Elisabeth Dieudonné Vincent

Born: 1798, Haiti
Died: 29 November 1883
Country most active: United States
Also known as:

Elisabeth Dieudonné Vincent was a Haitian-born businesswoman and international traveller, born the illegitimate child of a former slave and a Frenchman.
Elisabeth’s mother Rosalie was taken from Africa and arrived in Saint-Domingue just prior to the Haitian Revolution. In December 1795, merchant Marthe Guillaume manumitted Rosalie, but the British colonial governor refused to ratify the official paperwork during the British occupation of Haiti during the French Revolutionary Wars. As Rosalie was technically free, but had no official documents to prove it, her status remained ambiguous until the British withdrew in 1798. The following year, she was listed in the baptismal records as “Marie Françoise, called Rosalie, free black woman” and christened her daughter as a free-born child. By 1802, the French had reinstated slavery in Martinique and there was concern that it would be reasserted over blacks in Saint-Domingue. To prevent that from happening to his family, Vincent’s father Michel drafted a document in 1803 declaring that Rosalie and her four children, including Elisabeth, were all his slaves and were proclaimed free. Within months, French troops besieged the town of Jérémie and the family fled to nearby Santiago de Cuba with 18,000 other refugees. Elisabeth’s siblings disappear from the records and it is unclear whether they were captured, went into hiding in Saint-Domingue or were able to slip into Cuba, avoiding the record keepers.
In 1804, Vincent’s father died, and the family’s property was sold to pay debts. Though Elisabeth and Rosalie were legally freed, with ever-changing colonial powers, it was a tenuous position for mother and daughter. In 1809, when the Spanish expelled French colonists because of the Peninsular War in Europe, Vincent moved to New Orleans in the South, decades before the US Civil War. Her mother returned to the now independent Haiti.
Vincent travelled to New Orleans with her godmother, Marie Blanche Peillon and her consort Jean Lambert Détry, a Belgian carpenter. Détry worked as a contractor, while Peillon traded in land and slaves. When Détry died in 1821, he left Vincent $500, but her godmother later refused to give Vincent the inheritance, claiming it as the cost of room and board for Vincent and her husband.

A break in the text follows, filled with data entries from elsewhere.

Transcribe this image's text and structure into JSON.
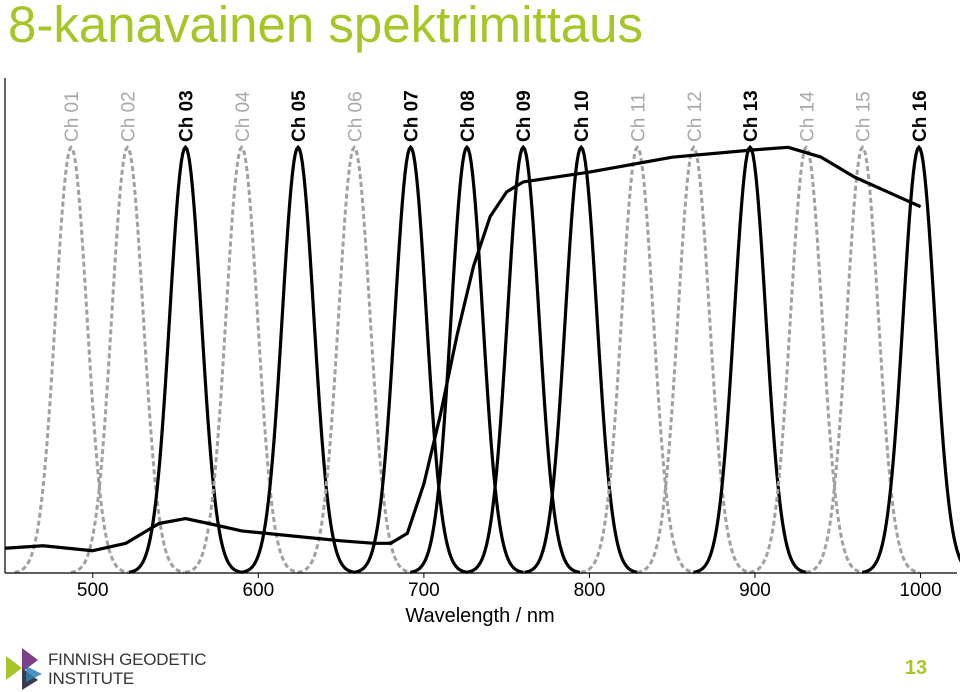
{
  "slide": {
    "title": "8-kanavainen spektrimittaus",
    "page_number": "13",
    "logo": {
      "line1": "FINNISH GEODETIC",
      "line2": "INSTITUTE",
      "icon": "finnish-geodetic-institute-logo-icon"
    }
  },
  "colors": {
    "title": "#a6c628",
    "page_number": "#a6c628",
    "active_channel": "#000000",
    "inactive_channel": "#a0a0a0",
    "inactive_label": "#a8a8a8",
    "spectrum": "#000000",
    "logo_accent": "#a6c628",
    "logo_dark": "#3a3a4a"
  },
  "chart_data": {
    "type": "line",
    "title": "",
    "xlabel": "Wavelength / nm",
    "ylabel": "",
    "xlim": [
      447,
      1022
    ],
    "ylim": [
      0,
      1
    ],
    "xticks": [
      500,
      600,
      700,
      800,
      900,
      1000
    ],
    "grid": false,
    "channel_half_width_nm": 9.5,
    "channels": [
      {
        "name": "Ch 01",
        "center": 487,
        "active": false
      },
      {
        "name": "Ch 02",
        "center": 521,
        "active": false
      },
      {
        "name": "Ch 03",
        "center": 556,
        "active": true
      },
      {
        "name": "Ch 04",
        "center": 590,
        "active": false
      },
      {
        "name": "Ch 05",
        "center": 624,
        "active": true
      },
      {
        "name": "Ch 06",
        "center": 658,
        "active": false
      },
      {
        "name": "Ch 07",
        "center": 692,
        "active": true
      },
      {
        "name": "Ch 08",
        "center": 726,
        "active": true
      },
      {
        "name": "Ch 09",
        "center": 760,
        "active": true
      },
      {
        "name": "Ch 10",
        "center": 795,
        "active": true
      },
      {
        "name": "Ch 11",
        "center": 829,
        "active": false
      },
      {
        "name": "Ch 12",
        "center": 863,
        "active": false
      },
      {
        "name": "Ch 13",
        "center": 897,
        "active": true
      },
      {
        "name": "Ch 14",
        "center": 931,
        "active": false
      },
      {
        "name": "Ch 15",
        "center": 965,
        "active": false
      },
      {
        "name": "Ch 16",
        "center": 999,
        "active": true
      }
    ],
    "spectrum": {
      "x": [
        447,
        470,
        500,
        520,
        540,
        556,
        570,
        590,
        620,
        650,
        670,
        680,
        690,
        700,
        710,
        720,
        730,
        740,
        750,
        760,
        800,
        850,
        900,
        920,
        940,
        960,
        980,
        1000
      ],
      "y": [
        0.05,
        0.055,
        0.045,
        0.06,
        0.1,
        0.11,
        0.1,
        0.085,
        0.075,
        0.065,
        0.06,
        0.06,
        0.08,
        0.18,
        0.32,
        0.48,
        0.62,
        0.72,
        0.77,
        0.79,
        0.81,
        0.84,
        0.855,
        0.86,
        0.84,
        0.8,
        0.77,
        0.74
      ]
    }
  }
}
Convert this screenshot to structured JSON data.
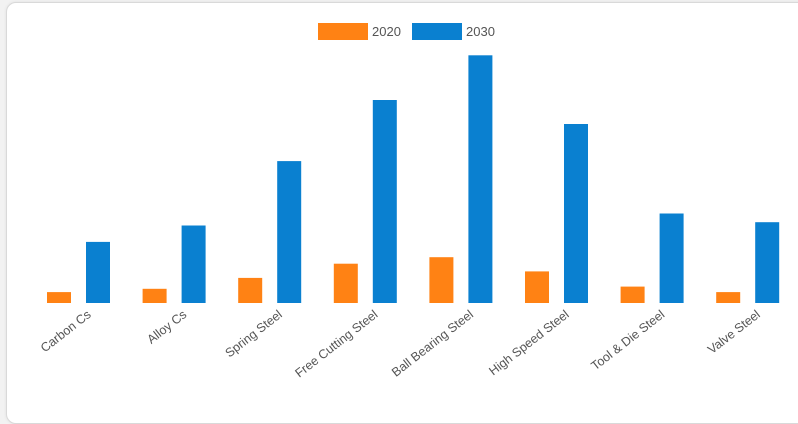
{
  "chart_data": {
    "type": "bar",
    "title": "",
    "xlabel": "",
    "ylabel": "",
    "categories": [
      "Carbon Cs",
      "Alloy Cs",
      "Spring Steel",
      "Free Cutting Steel",
      "Ball Bearing Steel",
      "High Speed Steel",
      "Tool & Die Steel",
      "Valve Steel"
    ],
    "series": [
      {
        "name": "2020",
        "color": "#ff8214",
        "values": [
          1.0,
          1.3,
          2.3,
          3.6,
          4.2,
          2.9,
          1.5,
          1.0
        ]
      },
      {
        "name": "2030",
        "color": "#0a80d0",
        "values": [
          5.6,
          7.1,
          13.0,
          18.6,
          22.7,
          16.4,
          8.2,
          7.4
        ]
      }
    ],
    "ylim": [
      0,
      23.0
    ],
    "grid": false,
    "legend": "top-center"
  }
}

Vincent married Jacques Tinchant, a builder and carpenter, in 1822. The marriage contract was prepared without a surname for Vincent and listed her name as Marie Dieudonné, her mother’s first name and her own middle name. In 1835 she amended her original marriage record to add a surname, removing the double stigma of illegitimacy and slave ancestry. In addition ot Tinchant’s business, which Vincent helped manage, the couple made money renting out Vincent’s slaves, Gertrude and her daughter Marie Louise, who her godmother had given to her as a wedding present. They freed Gertrude in 1833, replacing her with another slave, a man named Giles (also known as Clark).
Their first child, François, was born in 1824, followed by Joseph (1827), Pierre (1833), Jules (1836), Ernest (1839) and Edouard (1841). By 1835, Tinchant and his half-brother formed a company developing land and building houses for sale. In the following years, legislation in Louisiana imposed ever harsher restrictions on free people of color, such as limits on schooling and requirements for annual registrations to prove their free status. Like many of Tinchant’s relatives, the couple left the United States for France in 1840, after arranging to sell Marie Louise to Gertrude for $800.
In France, they operated a dairy and vineyards in Gan, near where Tinchant’s brother and parents had already established themselves. With no experience in farming, the couple used sharecroppers to work their dairy, grain fields, and vineyards. In 1848, growing opposition to France’s constitutional monarchy led to unrest in nearby Pau, where Vincent’s sons were in school. The family began making plans to leave. They sold their farm for less than they had paid for it and loaned the proceeds to the couple’s eldest two sons, Louis and Joseph, who began a business as cigar makers in New Orleans. Looking for a European trading partner, the brothers chose to settle in Belgium, which had no state monopoly on tobacco production. In 1857, the family relocated to Antwerp, where Vincent and her husband invested in their sons’ new tobacco business and lived out the remaining decades of their lives.
Vincent’s history illustrates the fluidity of identity and the migration of people from the 1802 Saint-Domingue revolution to the French Revolution of 1848. It shows the vital importance of literacy and the documentation required for black and free colored people to maintain their civil and social rights and freedom.